La joven viuda ya no tenía fuerzas para llorar. Sin embargo, al ver a la judía prisionera y oír la risa sarcástica del caballero, recuperó la capacidad de pensar y se asomó a nuevos abismos: ese caballero había conocido la existencia de la mikwe y la mujer no podría defenderse de sus acusaciones, y mucho menos cuando la torturaran. Además, la existencia del baño ritual demostraba que los dos falsos conversos no estaban solos, que en París había otros más, y las autoridades querrían saber sus nombres. Así que torturarían a la dueña de la casa de baños sin piedad… hasta que la mujer delatara a la dueña del albergue y a su esposo, y también a los comerciantes y artesanos cuyas mujeres visitaban la mikwe. ¿Y qué ocurriría con Dietmar? Gerlin se esforzó por pensar con claridad. Tenía que idear algo, era imprescindible…

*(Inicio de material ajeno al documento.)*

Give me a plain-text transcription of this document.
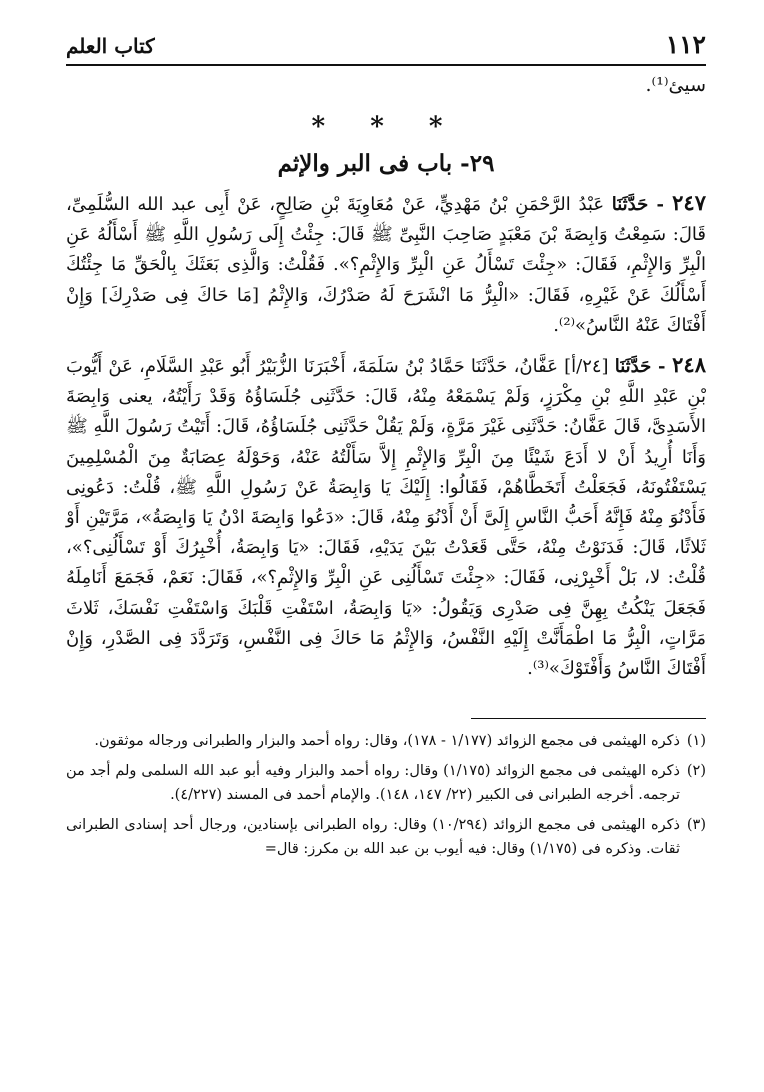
١١٢
كتاب العلم
سيئ⁽¹⁾.
* * *
٢٩- باب فى البر والإثم

٢٤٧ - حَدَّثَنَا عَبْدُ الرَّحْمَنِ بْنُ مَهْدِيٍّ، عَنْ مُعَاوِيَةَ بْنِ صَالِحٍ، عَنْ أَبِى عبد الله السُّلَمِىِّ، قَالَ: سَمِعْتُ وَابِصَةَ بْنَ مَعْبَدٍ صَاحِبَ النَّبِىِّ ﷺ قَالَ: جِئْتُ إِلَى رَسُولِ اللَّهِ ﷺ أَسْأَلُهُ عَنِ الْبِرِّ وَالإِثْمِ، فَقَالَ: «جِئْتَ تَسْأَلُ عَنِ الْبِرِّ وَالإِثْمِ؟». فَقُلْتُ: وَالَّذِى بَعَثَكَ بِالْحَقِّ مَا جِئْتُكَ أَسْأَلُكَ عَنْ غَيْرِهِ، فَقَالَ: «الْبِرُّ مَا انْشَرَحَ لَهُ صَدْرُكَ، وَالإِثْمُ [مَا حَاكَ فِى صَدْرِكَ] وَإِنْ أَفْتَاكَ عَنْهُ النَّاسُ»⁽²⁾.

٢٤٨ - حَدَّثَنَا [٢٤/أ] عَفَّانُ، حَدَّثَنَا حَمَّادُ بْنُ سَلَمَةَ، أَخْبَرَنَا الزُّبَيْرُ أَبُو عَبْدِ السَّلَامِ، عَنْ أَيُّوبَ بْنِ عَبْدِ اللَّهِ بْنِ مِكْرَزٍ، وَلَمْ يَسْمَعْهُ مِنْهُ، قَالَ: حَدَّثَنِى جُلَسَاؤُهُ وَقَدْ رَأَيْتُهُ، يعنى وَابِصَةَ الأَسَدِىَّ، قَالَ عَفَّانُ: حَدَّثَنِى غَيْرَ مَرَّةٍ، وَلَمْ يَقُلْ حَدَّثَنِى جُلَسَاؤُهُ، قَالَ: أَتَيْتُ رَسُولَ اللَّهِ ﷺ وَأَنَا أُرِيدُ أَنْ لا أَدَعَ شَيْئًا مِنَ الْبِرِّ وَالإِثْمِ إِلاَّ سَأَلْتُهُ عَنْهُ، وَحَوْلَهُ عِصَابَةٌ مِنَ الْمُسْلِمِينَ يَسْتَفْتُونَهُ، فَجَعَلْتُ أَتَخَطَّاهُمْ، فَقَالُوا: إِلَيْكَ يَا وَابِصَةُ عَنْ رَسُولِ اللَّهِ ﷺ، قُلْتُ: دَعُونِى فَأَدْنُوَ مِنْهُ فَإِنَّهُ أَحَبُّ النَّاسِ إِلَىَّ أَنْ أَدْنُوَ مِنْهُ، قَالَ: «دَعُوا وَابِصَةَ ادْنُ يَا وَابِصَةُ»، مَرَّتَيْنِ أَوْ ثَلاثًا، قَالَ: فَدَنَوْتُ مِنْهُ، حَتَّى قَعَدْتُ بَيْنَ يَدَيْهِ، فَقَالَ: «يَا وَابِصَةُ، أُخْبِرُكَ أَوْ تَسْأَلُنِى؟»، قُلْتُ: لا، بَلْ أَخْبِرْنِى، فَقَالَ: «جِئْتَ تَسْأَلُنِى عَنِ الْبِرِّ وَالإِثْمِ؟»، فَقَالَ: نَعَمْ، فَجَمَعَ أَنَامِلَهُ فَجَعَلَ يَنْكُتُ بِهِنَّ فِى صَدْرِى وَيَقُولُ: «يَا وَابِصَةُ، اسْتَفْتِ قَلْبَكَ وَاسْتَفْتِ نَفْسَكَ، ثَلاثَ مَرَّاتٍ، الْبِرُّ مَا اطْمَأَنَّتْ إِلَيْهِ النَّفْسُ، وَالإِثْمُ مَا حَاكَ فِى النَّفْسِ، وَتَرَدَّدَ فِى الصَّدْرِ، وَإِنْ أَفْتَاكَ النَّاسُ وَأَفْتَوْكَ»⁽³⁾.

(١)
ذكره الهيثمى فى مجمع الزوائد (١/١٧٧ - ١٧٨)، وقال: رواه أحمد والبزار والطبرانى ورجاله موثقون.

(٢)
ذكره الهيثمى فى مجمع الزوائد (١/١٧٥) وقال: رواه أحمد والبزار وفيه أبو عبد الله السلمى ولم أجد من ترجمه. أخرجه الطبرانى فى الكبير (٢٢/ ١٤٧، ١٤٨). والإمام أحمد فى المسند (٤/٢٢٧).

(٣)
ذكره الهيثمى فى مجمع الزوائد (١٠/٢٩٤) وقال: رواه الطبرانى بإسنادين، ورجال أحد إسنادى الطبرانى ثقات. وذكره فى (١/١٧٥) وقال: فيه أيوب بن عبد الله بن مكرز: قال=
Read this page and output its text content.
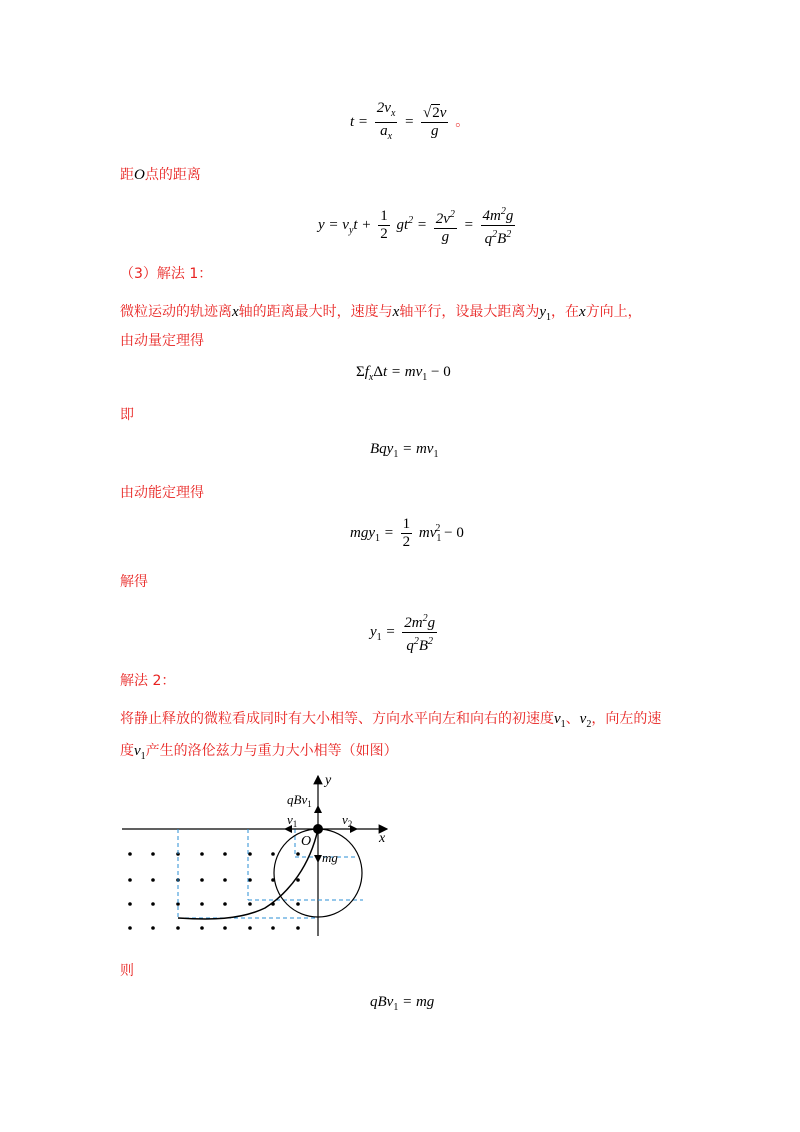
$t = \frac{2v_x}{a_x} = \frac{√2v}{g}$ 。
距O点的距离
$y = v_yt + \frac{1}{2} gt^2 = \frac{2v^2}{g} = \frac{4m^2g}{q^2B^2}$
（3）解法 1：
微粒运动的轨迹离x轴的距离最大时，速度与x轴平行，设最大距离为$y_1$，在x方向上，
由动量定理得
$\Sigma f_x\Delta t = mv_1 - 0$
即
$Bqy_1 = mv_1$
由动能定理得
$mgy_1 = \frac{1}{2} mv_1^2 - 0$
解得
$y_1 = \frac{2m^2g}{q^2B^2}$
解法 2：
将静止释放的微粒看成同时有大小相等、方向水平向左和向右的初速度$v_1$、$v_2$，向左的速
度$v_1$产生的洛伦兹力与重力大小相等（如图）
y
x
O
qBv$_1$
$v_1$	$v_2$
mg
则
qBv$_1$ = mg
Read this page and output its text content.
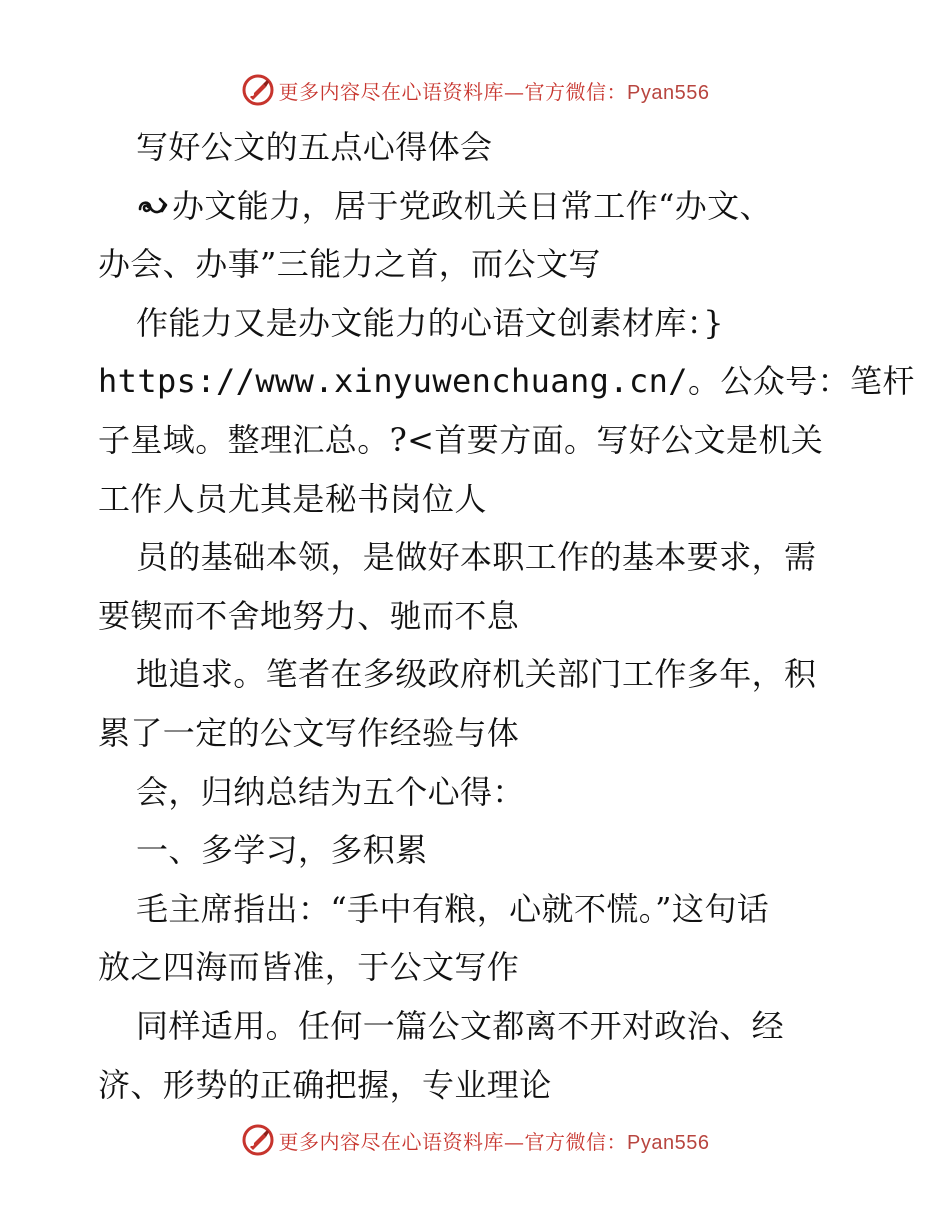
更多内容尽在心语资料库—官方微信：Pyan556
写好公文的五点心得体会
办文能力，居于党政机关日常工作“办文、
办会、办事”三能力之首，而公文写
作能力又是办文能力的心语文创素材库：}
https://www.xinyuwenchuang.cn/。公众号：笔杆
子星域。整理汇总。?<首要方面。写好公文是机关
工作人员尤其是秘书岗位人
员的基础本领，是做好本职工作的基本要求，需
要锲而不舍地努力、驰而不息
地追求。笔者在多级政府机关部门工作多年，积
累了一定的公文写作经验与体
会，归纳总结为五个心得：
一、多学习，多积累
毛主席指出：“手中有粮，心就不慌。”这句话
放之四海而皆准，于公文写作
同样适用。任何一篇公文都离不开对政治、经
济、形势的正确把握，专业理论
更多内容尽在心语资料库—官方微信：Pyan556
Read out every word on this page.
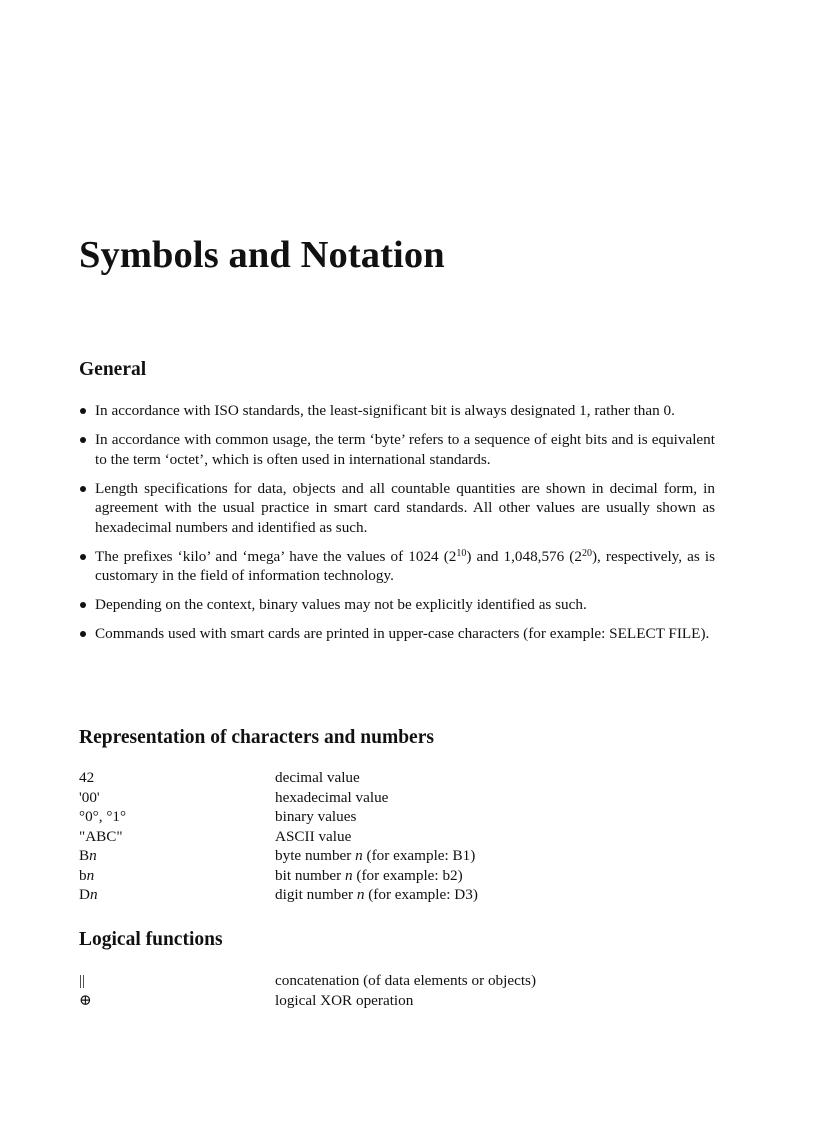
Symbols and Notation
General
In accordance with ISO standards, the least-significant bit is always designated 1, rather than 0.
In accordance with common usage, the term ‘byte’ refers to a sequence of eight bits and is equivalent to the term ‘octet’, which is often used in international standards.
Length specifications for data, objects and all countable quantities are shown in decimal form, in agreement with the usual practice in smart card standards. All other values are usually shown as hexadecimal numbers and identified as such.
The prefixes ‘kilo’ and ‘mega’ have the values of 1024 $(2^{10})$ and 1,048,576 $(2^{20})$, respectively, as is customary in the field of information technology.
Depending on the context, binary values may not be explicitly identified as such.
Commands used with smart cards are printed in upper-case characters (for example: SELECT FILE).
Representation of characters and numbers
42	decimal value
'00'	hexadecimal value
°0°, °1°	binary values
"ABC"	ASCII value
Bn	byte number n (for example: B1)
bn	bit number n (for example: b2)
Dn	digit number n (for example: D3)
Logical functions
||	concatenation (of data elements or objects)
⊕	logical XOR operation
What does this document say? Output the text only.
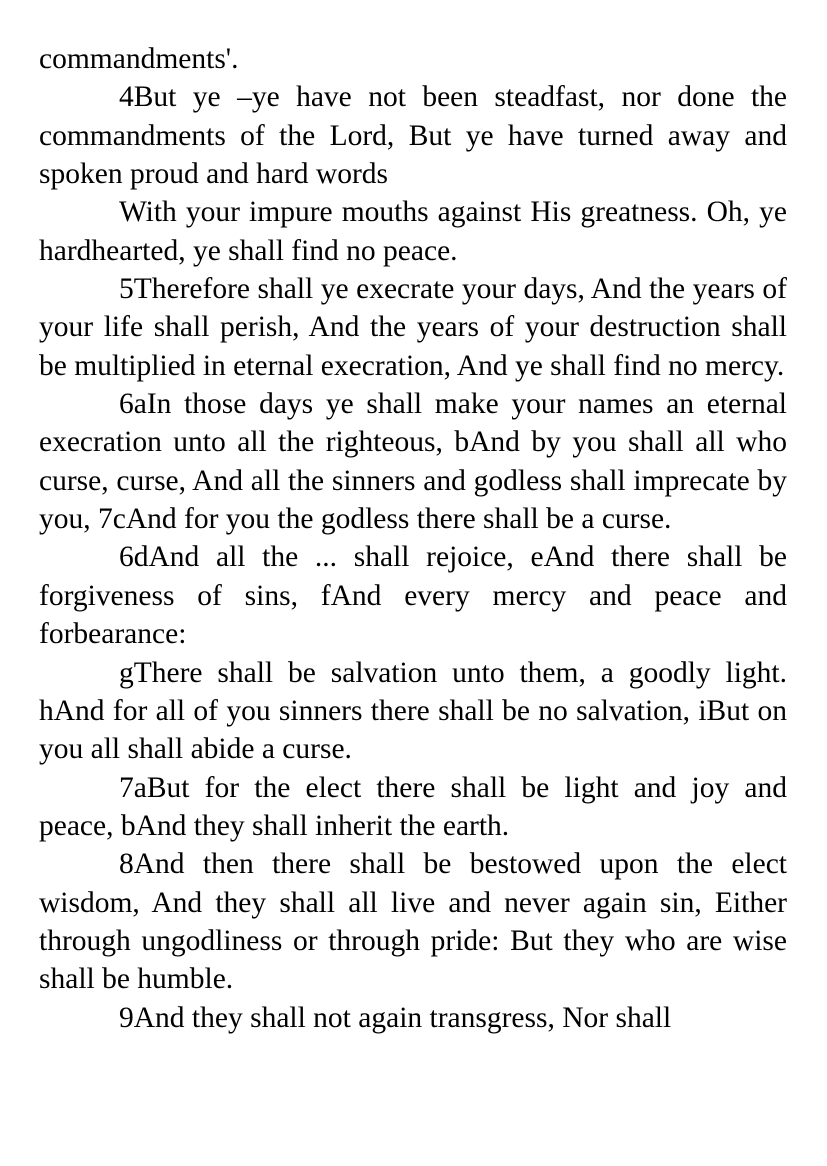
commandments'.

4But ye –ye have not been steadfast, nor done the commandments of the Lord, But ye have turned away and spoken proud and hard words

With your impure mouths against His greatness. Oh, ye hardhearted, ye shall find no peace.

5Therefore shall ye execrate your days, And the years of your life shall perish, And the years of your destruction shall be multiplied in eternal execration, And ye shall find no mercy.

6aIn those days ye shall make your names an eternal execration unto all the righteous, bAnd by you shall all who curse, curse, And all the sinners and godless shall imprecate by you, 7cAnd for you the godless there shall be a curse.

6dAnd all the ... shall rejoice, eAnd there shall be forgiveness of sins, fAnd every mercy and peace and forbearance:

gThere shall be salvation unto them, a goodly light. hAnd for all of you sinners there shall be no salvation, iBut on you all shall abide a curse.

7aBut for the elect there shall be light and joy and peace, bAnd they shall inherit the earth.

8And then there shall be bestowed upon the elect wisdom, And they shall all live and never again sin, Either through ungodliness or through pride: But they who are wise shall be humble.

9And they shall not again transgress, Nor shall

Los esbirros empezaron por servirse vino y luego informaron sobre la persecución y el posterior apresamiento de Gerlin y Abram, que aún se aferraba a sus calzas. Cuando uno de los esbirros alzó un garrote y le asestó un golpe brutal en las manos, Abram soltó un grito aterrado y soltó la ropa. Entonces, rodeado por las risas de los hombres, las calzas se deslizaron al suelo y revelaron la prueba de que era judío. Charles de Sainte-Menenhould, que se había abierto paso hasta el despacho tras los guardias y sus víctimas, le tendió su manto en silencio y Abram cubrió su desnudez con movimientos torpes. Gerlin confió en que el golpe del esbirro no le hubiera destrozado los huesos de la mano.
—¡La situación no admite duda! —dijo el escriba con una sonrisa—. Solo me faltan los nombres… Vaya, podéis jugaros a los dados quién registrará a la mujer. ¡Lleva ropas elegantes y seguro que oculta unas joyas o algún dinero!
Los hombres empezaron por registrar a Abram, le quitaron el cuchillo y las botas y se embolsaron unas cuantas monedas. De todos modos, no hubieran alcanzado para sobornar a nadie… Gerlin se preguntó si al menos podría ocultar el brazalete de oro de Dietrich, pero entonces la mugrienta mano de un esbirro le agarró el medallón.
—¿Qué tenemos aquí en lugar de la crucecita que una cristiana decente lleva en el escote?
El hombre abrió el medallón, pero al parecer no comprendía el significado de la miniatura que contenía. El escriba se lo quitó de la mano.
—Es extraño… —dijo frunciendo el entrecejo tras examinarlo un momento.
—¡Es valioso! —exclamó otro—. Da igual de quién es la imagen, puesto que no se nota si es judía. ¡Yo lo encontré y pienso quedármelo!
—En caso de duda —dijo el escriba negando con la cabeza—, esa imagen podría costarte la cabeza por traidor. Si no me equivoco, ¡es un retrato de la reina inglesa!